Closed
Description
Encountered this while reviewing this PR on the scikit-learn side, xref: scikit-learn/scikit-learn#28804 (comment)
Basically, if the environment doesn't have pyarrow
, conversion from pandas
seems to require pyarrow
eventhough the pandas.DataFrame
isn't using pyarrow
.
Minimal reproducible:
python -m venv /tmp/.venv
source /tmp/.venv/bin/activate
pip install pandas polars
python
>>> import pandas as pd
>>> import polars as pl
>>> pl.DataFrame(pd.DataFrame(['a', 'b']))
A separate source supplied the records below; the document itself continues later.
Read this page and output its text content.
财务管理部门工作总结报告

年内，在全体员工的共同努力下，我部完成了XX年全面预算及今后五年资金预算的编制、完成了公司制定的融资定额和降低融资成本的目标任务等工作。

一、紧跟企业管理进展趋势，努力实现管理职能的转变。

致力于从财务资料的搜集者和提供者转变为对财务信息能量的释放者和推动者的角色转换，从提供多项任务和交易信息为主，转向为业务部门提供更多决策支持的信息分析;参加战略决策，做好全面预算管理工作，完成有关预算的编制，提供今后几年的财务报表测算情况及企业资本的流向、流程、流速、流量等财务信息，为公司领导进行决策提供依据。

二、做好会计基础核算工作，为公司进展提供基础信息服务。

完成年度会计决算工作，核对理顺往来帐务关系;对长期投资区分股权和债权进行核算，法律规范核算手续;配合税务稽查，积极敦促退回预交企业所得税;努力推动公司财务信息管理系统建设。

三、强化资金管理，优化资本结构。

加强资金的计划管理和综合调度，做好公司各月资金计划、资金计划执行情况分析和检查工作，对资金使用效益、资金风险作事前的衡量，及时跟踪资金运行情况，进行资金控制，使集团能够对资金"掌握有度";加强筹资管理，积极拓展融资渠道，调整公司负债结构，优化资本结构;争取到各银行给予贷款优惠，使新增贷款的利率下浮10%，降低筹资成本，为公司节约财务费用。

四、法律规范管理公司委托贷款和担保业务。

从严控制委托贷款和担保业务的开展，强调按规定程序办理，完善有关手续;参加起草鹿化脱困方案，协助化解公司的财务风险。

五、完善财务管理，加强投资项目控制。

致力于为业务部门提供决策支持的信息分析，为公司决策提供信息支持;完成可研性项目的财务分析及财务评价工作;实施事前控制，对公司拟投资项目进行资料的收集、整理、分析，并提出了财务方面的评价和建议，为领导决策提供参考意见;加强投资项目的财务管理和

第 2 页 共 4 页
Traceback (most recent call last):
File "<stdin>", line 1, in <module>
File "/tmp/.venv/lib/python3.11/site-packages/polars/dataframe/frame.py", line 406, in __init__
self._df = pandas_to_pydf(
^^^^^^^^^^^^^^^
File "/tmp/.venv/lib/python3.11/site-packages/polars/_utils/construction/dataframe.py", line 1032, in pandas_to_pydf
arrow_dict[str(col)] = plc.pandas_series_to_arrow(
^^^^^^^^^^^^^^^^^^^^^^^^^^^
File "/tmp/.venv/lib/python3.11/site-packages/polars/_utils/construction/other.py", line 92, in pandas_series_to_arrow
return pa.array(values, pa.large_utf8(), from_pandas=nan_to_null)
^^^^^^^^
File "/tmp/.venv/lib/python3.11/site-packages/polars/dependencies.py", line 97, in __getattr__
raise ModuleNotFoundError(msg) from None
ModuleNotFoundError: pa.array requires 'pyarrow' module to be installed
>>> pd.DataFrame(pl.DataFrame(['a', 'b']))
0
0 a
1 b
Note that in the above example the other way around (conversion from polars to pandas) works fine.
The PR on the scikit-learn side, introduced this line:
co2_data = pl.DataFrame({col: co2.frame[col].to_numpy() for col in co2.frame.columns})
which seems very odd, having to move to numpy and then to polars. Also, if the above line is correct, polars could be doing almost the same internally and not require pyarrow for the conversion.